Kendalle, in her own lawsuit, admitted that over the years she had “unconditionally trusted, accepted, and depended on” Sonn. She alleges that Sonn used that relationship to arrange an “inflated” bounty, which Sonn disputes.

Sonn said she eventually learned that much of the Pleiades Trust’s management was designed to maintain the “fictitious” impression that everything related to the trust was located in Nevada, including the its customers.

This is important, she said, not only because Nevada has no income tax, but because it has become a recognized tax haven thanks to financial security laws that are no different from those of the Cayman Islands.

The first spark of this strategy, she said, came when a trust official told her that New York state taxes would not be withheld from her paycheck, even though she lived and worked in the state.

The idea was to remove any indication that the trust was already doing business in New York, a high-tax state. The primary goal is to demonstrate that the trust has conducted all of its business in Nevada—especially not in California, even though “it is well known” that the majority of the fund’s business is The trust “is continuously conducted in and/or from Los Angeles or San Francisco,” Sonn said.

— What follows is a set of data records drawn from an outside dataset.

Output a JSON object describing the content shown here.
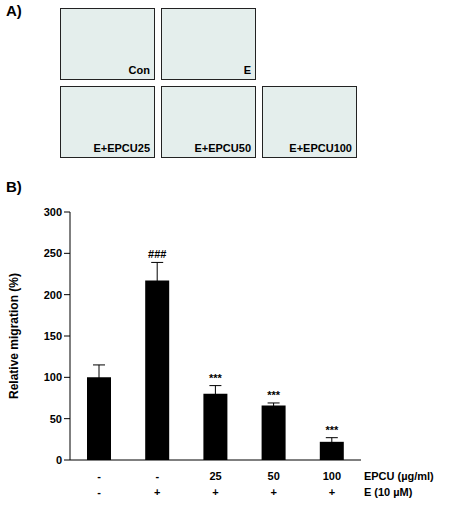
{
  "panel_a": {
    "letter": "A)",
    "images": [
      [
        "Con",
        "E"
      ],
      [
        "E+EPCU25",
        "E+EPCU50",
        "E+EPCU100"
      ]
    ]
  },
  "chart_data": {
    "type": "bar",
    "panel": "B)",
    "y_label": "Relative migration (%)",
    "x_table": {
      "rows": [
        {
          "label": "EPCU (µg/ml)",
          "values": [
            "-",
            "-",
            "25",
            "50",
            "100"
          ]
        },
        {
          "label": "E (10 µM)",
          "values": [
            "-",
            "+",
            "+",
            "+",
            "+"
          ]
        }
      ]
    },
    "values": [
      100,
      217,
      80,
      66,
      22
    ],
    "error": [
      15,
      22,
      10,
      3,
      5
    ],
    "significance": [
      null,
      "###",
      "***",
      "***",
      "***"
    ],
    "color": "#000000",
    "ylim": [
      0,
      300
    ],
    "yticks": [
      0,
      50,
      100,
      150,
      200,
      250,
      300
    ],
    "grid": false
  }
}
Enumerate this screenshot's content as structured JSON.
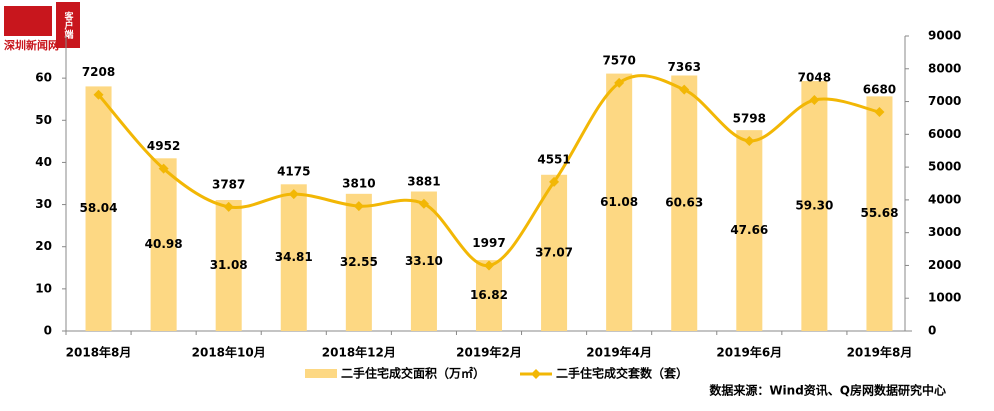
{
  "chart_data": {
    "type": "bar-line",
    "logo_text": "深圳新闻网",
    "logo_badge": "客户端",
    "source": "数据来源：Wind资讯、Q房网数据研究中心",
    "categories": [
      "2018年8月",
      null,
      "2018年10月",
      null,
      "2018年12月",
      null,
      "2019年2月",
      null,
      "2019年4月",
      null,
      "2019年6月",
      null,
      "2019年8月"
    ],
    "series": [
      {
        "name": "二手住宅成交面积（万㎡）",
        "type": "bar",
        "color": "#FDD883",
        "values": [
          58.04,
          40.98,
          31.08,
          34.81,
          32.55,
          33.1,
          16.82,
          37.07,
          61.08,
          60.63,
          47.66,
          59.3,
          55.68
        ],
        "value_labels": [
          "58.04",
          "40.98",
          "31.08",
          "34.81",
          "32.55",
          "33.10",
          "16.82",
          "37.07",
          "61.08",
          "60.63",
          "47.66",
          "59.30",
          "55.68"
        ]
      },
      {
        "name": "二手住宅成交套数（套）",
        "type": "line",
        "axis": "y2",
        "color": "#F2B705",
        "values": [
          7208,
          4952,
          3787,
          4175,
          3810,
          3881,
          1997,
          4551,
          7570,
          7363,
          5798,
          7048,
          6680
        ]
      }
    ],
    "ylim": [
      0,
      70
    ],
    "yticks": [
      0,
      10,
      20,
      30,
      40,
      50,
      60
    ],
    "y2lim": [
      0,
      9000
    ],
    "y2ticks": [
      0,
      1000,
      2000,
      3000,
      4000,
      5000,
      6000,
      7000,
      8000,
      9000
    ]
  }
}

Things turned sour in 2018, when all three sisters mostly lived in California and were aware of the state’s “return” rule, which allows California to tax trust income if it is determined that the recipient is a state residents at the time they receive the money and while it is accumulated in the trust.

Sonn insists the Getty family is counting on their political traction in California to minimize that possibility, but it’s a “calculated risk”. Among their relationships was Governor Gavin Newsom, with whom his father, Bill, was a lifelong friend and financial manager of Gordon Getty. Gordon, now a business partner of Gavin Newsom’s, and other family members have contributed hundreds of thousands of dollars to Newsom’s political campaigns over the years.

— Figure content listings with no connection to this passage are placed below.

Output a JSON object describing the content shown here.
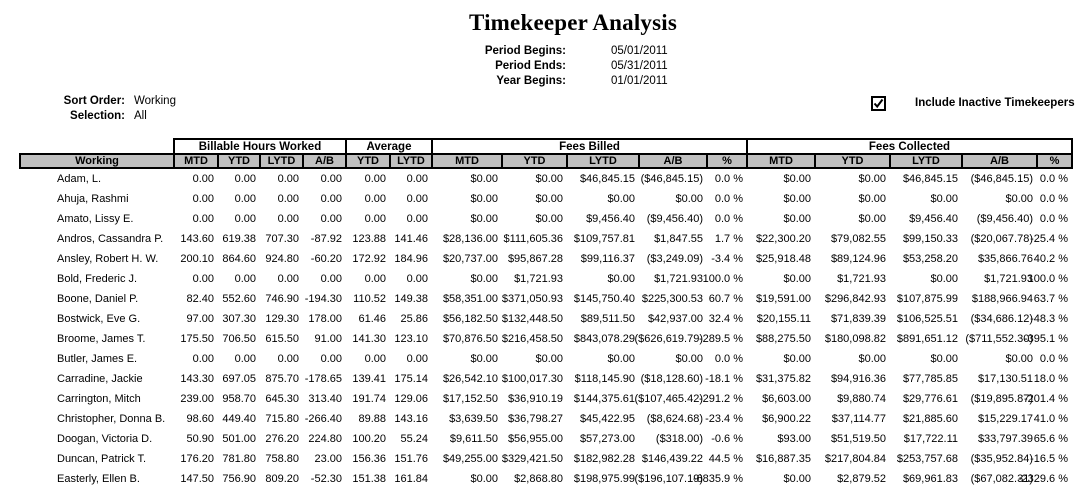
{
  "report": {
    "title": "Timekeeper Analysis",
    "params": [
      {
        "label": "Period Begins:",
        "value": "05/01/2011"
      },
      {
        "label": "Period Ends:",
        "value": "05/31/2011"
      },
      {
        "label": "Year Begins:",
        "value": "01/01/2011"
      }
    ],
    "sort_order_label": "Sort Order:",
    "sort_order_value": "Working",
    "selection_label": "Selection:",
    "selection_value": "All",
    "include_inactive_label": "Include Inactive Timekeepers",
    "include_inactive_checked": true
  },
  "colors": {
    "header_bg": "#c0c0c0",
    "border": "#000000",
    "text": "#000000"
  },
  "table": {
    "group_headers": [
      {
        "label": "",
        "colspan": 1
      },
      {
        "label": "Billable Hours Worked",
        "colspan": 4
      },
      {
        "label": "Average",
        "colspan": 2
      },
      {
        "label": "Fees Billed",
        "colspan": 5
      },
      {
        "label": "Fees Collected",
        "colspan": 5
      }
    ],
    "columns": [
      "Working",
      "MTD",
      "YTD",
      "LYTD",
      "A/B",
      "YTD",
      "LYTD",
      "MTD",
      "YTD",
      "LYTD",
      "A/B",
      "%",
      "MTD",
      "YTD",
      "LYTD",
      "A/B",
      "%"
    ],
    "rows": [
      [
        "Adam, L.",
        "0.00",
        "0.00",
        "0.00",
        "0.00",
        "0.00",
        "0.00",
        "$0.00",
        "$0.00",
        "$46,845.15",
        "($46,845.15)",
        "0.0 %",
        "$0.00",
        "$0.00",
        "$46,845.15",
        "($46,845.15)",
        "0.0 %"
      ],
      [
        "Ahuja, Rashmi",
        "0.00",
        "0.00",
        "0.00",
        "0.00",
        "0.00",
        "0.00",
        "$0.00",
        "$0.00",
        "$0.00",
        "$0.00",
        "0.0 %",
        "$0.00",
        "$0.00",
        "$0.00",
        "$0.00",
        "0.0 %"
      ],
      [
        "Amato, Lissy E.",
        "0.00",
        "0.00",
        "0.00",
        "0.00",
        "0.00",
        "0.00",
        "$0.00",
        "$0.00",
        "$9,456.40",
        "($9,456.40)",
        "0.0 %",
        "$0.00",
        "$0.00",
        "$9,456.40",
        "($9,456.40)",
        "0.0 %"
      ],
      [
        "Andros, Cassandra P.",
        "143.60",
        "619.38",
        "707.30",
        "-87.92",
        "123.88",
        "141.46",
        "$28,136.00",
        "$111,605.36",
        "$109,757.81",
        "$1,847.55",
        "1.7 %",
        "$22,300.20",
        "$79,082.55",
        "$99,150.33",
        "($20,067.78)",
        "-25.4 %"
      ],
      [
        "Ansley, Robert H. W.",
        "200.10",
        "864.60",
        "924.80",
        "-60.20",
        "172.92",
        "184.96",
        "$20,737.00",
        "$95,867.28",
        "$99,116.37",
        "($3,249.09)",
        "-3.4 %",
        "$25,918.48",
        "$89,124.96",
        "$53,258.20",
        "$35,866.76",
        "40.2 %"
      ],
      [
        "Bold, Frederic J.",
        "0.00",
        "0.00",
        "0.00",
        "0.00",
        "0.00",
        "0.00",
        "$0.00",
        "$1,721.93",
        "$0.00",
        "$1,721.93",
        "100.0 %",
        "$0.00",
        "$1,721.93",
        "$0.00",
        "$1,721.93",
        "100.0 %"
      ],
      [
        "Boone, Daniel P.",
        "82.40",
        "552.60",
        "746.90",
        "-194.30",
        "110.52",
        "149.38",
        "$58,351.00",
        "$371,050.93",
        "$145,750.40",
        "$225,300.53",
        "60.7 %",
        "$19,591.00",
        "$296,842.93",
        "$107,875.99",
        "$188,966.94",
        "63.7 %"
      ],
      [
        "Bostwick, Eve G.",
        "97.00",
        "307.30",
        "129.30",
        "178.00",
        "61.46",
        "25.86",
        "$56,182.50",
        "$132,448.50",
        "$89,511.50",
        "$42,937.00",
        "32.4 %",
        "$20,155.11",
        "$71,839.39",
        "$106,525.51",
        "($34,686.12)",
        "-48.3 %"
      ],
      [
        "Broome, James T.",
        "175.50",
        "706.50",
        "615.50",
        "91.00",
        "141.30",
        "123.10",
        "$70,876.50",
        "$216,458.50",
        "$843,078.29",
        "($626,619.79)",
        "-289.5 %",
        "$88,275.50",
        "$180,098.82",
        "$891,651.12",
        "($711,552.30)",
        "-395.1 %"
      ],
      [
        "Butler, James E.",
        "0.00",
        "0.00",
        "0.00",
        "0.00",
        "0.00",
        "0.00",
        "$0.00",
        "$0.00",
        "$0.00",
        "$0.00",
        "0.0 %",
        "$0.00",
        "$0.00",
        "$0.00",
        "$0.00",
        "0.0 %"
      ],
      [
        "Carradine, Jackie",
        "143.30",
        "697.05",
        "875.70",
        "-178.65",
        "139.41",
        "175.14",
        "$26,542.10",
        "$100,017.30",
        "$118,145.90",
        "($18,128.60)",
        "-18.1 %",
        "$31,375.82",
        "$94,916.36",
        "$77,785.85",
        "$17,130.51",
        "18.0 %"
      ],
      [
        "Carrington, Mitch",
        "239.00",
        "958.70",
        "645.30",
        "313.40",
        "191.74",
        "129.06",
        "$17,152.50",
        "$36,910.19",
        "$144,375.61",
        "($107,465.42)",
        "-291.2 %",
        "$6,603.00",
        "$9,880.74",
        "$29,776.61",
        "($19,895.87)",
        "-201.4 %"
      ],
      [
        "Christopher, Donna B.",
        "98.60",
        "449.40",
        "715.80",
        "-266.40",
        "89.88",
        "143.16",
        "$3,639.50",
        "$36,798.27",
        "$45,422.95",
        "($8,624.68)",
        "-23.4 %",
        "$6,900.22",
        "$37,114.77",
        "$21,885.60",
        "$15,229.17",
        "41.0 %"
      ],
      [
        "Doogan, Victoria D.",
        "50.90",
        "501.00",
        "276.20",
        "224.80",
        "100.20",
        "55.24",
        "$9,611.50",
        "$56,955.00",
        "$57,273.00",
        "($318.00)",
        "-0.6 %",
        "$93.00",
        "$51,519.50",
        "$17,722.11",
        "$33,797.39",
        "65.6 %"
      ],
      [
        "Duncan, Patrick T.",
        "176.20",
        "781.80",
        "758.80",
        "23.00",
        "156.36",
        "151.76",
        "$49,255.00",
        "$329,421.50",
        "$182,982.28",
        "$146,439.22",
        "44.5 %",
        "$16,887.35",
        "$217,804.84",
        "$253,757.68",
        "($35,952.84)",
        "-16.5 %"
      ],
      [
        "Easterly, Ellen B.",
        "147.50",
        "756.90",
        "809.20",
        "-52.30",
        "151.38",
        "161.84",
        "$0.00",
        "$2,868.80",
        "$198,975.99",
        "($196,107.19)",
        "-6835.9 %",
        "$0.00",
        "$2,879.52",
        "$69,961.83",
        "($67,082.31)",
        "-2329.6 %"
      ]
    ]
  }
}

According to Sonn, the burden of concealing their California presence began to weigh on the sisters. Her lawsuit says they want to live openly in California and stop worrying about taxes.

Nicolette allegedly complained to Leberman in an email about the costs of the strategy, which included “quarterly out-of-state meetings for more than 30 people at expensive hotels … using jet planes. private force, etc… As someone who will pay for all these avoidable taxes and costly out-of-state meetings, I find it frustrating.”

According to the lawsuit, “Ms. Sonn repeatedly encouraged Kendalle and her sisters to simply pay their taxes in California.” Sonn said that in the end all three sisters followed Leberman’s advice to go ahead with what she calls “a dubious tax avoidance scheme. … Ms. Sonn’s dissenting views on this matter are no longer welcome. “

She said that Alexandra fired her in January 2021 with a pledge to pay $2.5 million in severance, but then tried to settle for $30,000. Sonn said she is seeking “fair and just compensation” through the lawsuit. She said Kendalle had individually agreed to a $2.5 million grant, divided into three annual installments of $833,333, but only paid the first installment.

There are lessons to be learned here, although they are necessarily conditional, as we now have only one side of the story.

If there is a corollary to Benjamin Franklin’s observation that death and taxes are the only certainties in the world, the 1% rate would protect their tax cuts to their last drop of blood.

Even if Sonn’s lawsuit is an act of revenge, it could still serve a public service. If she’s right that Gordon Getty and his daughters tore up the state of California for $300 million or more, don’t ignore that you, the average taxpayer, got the bill.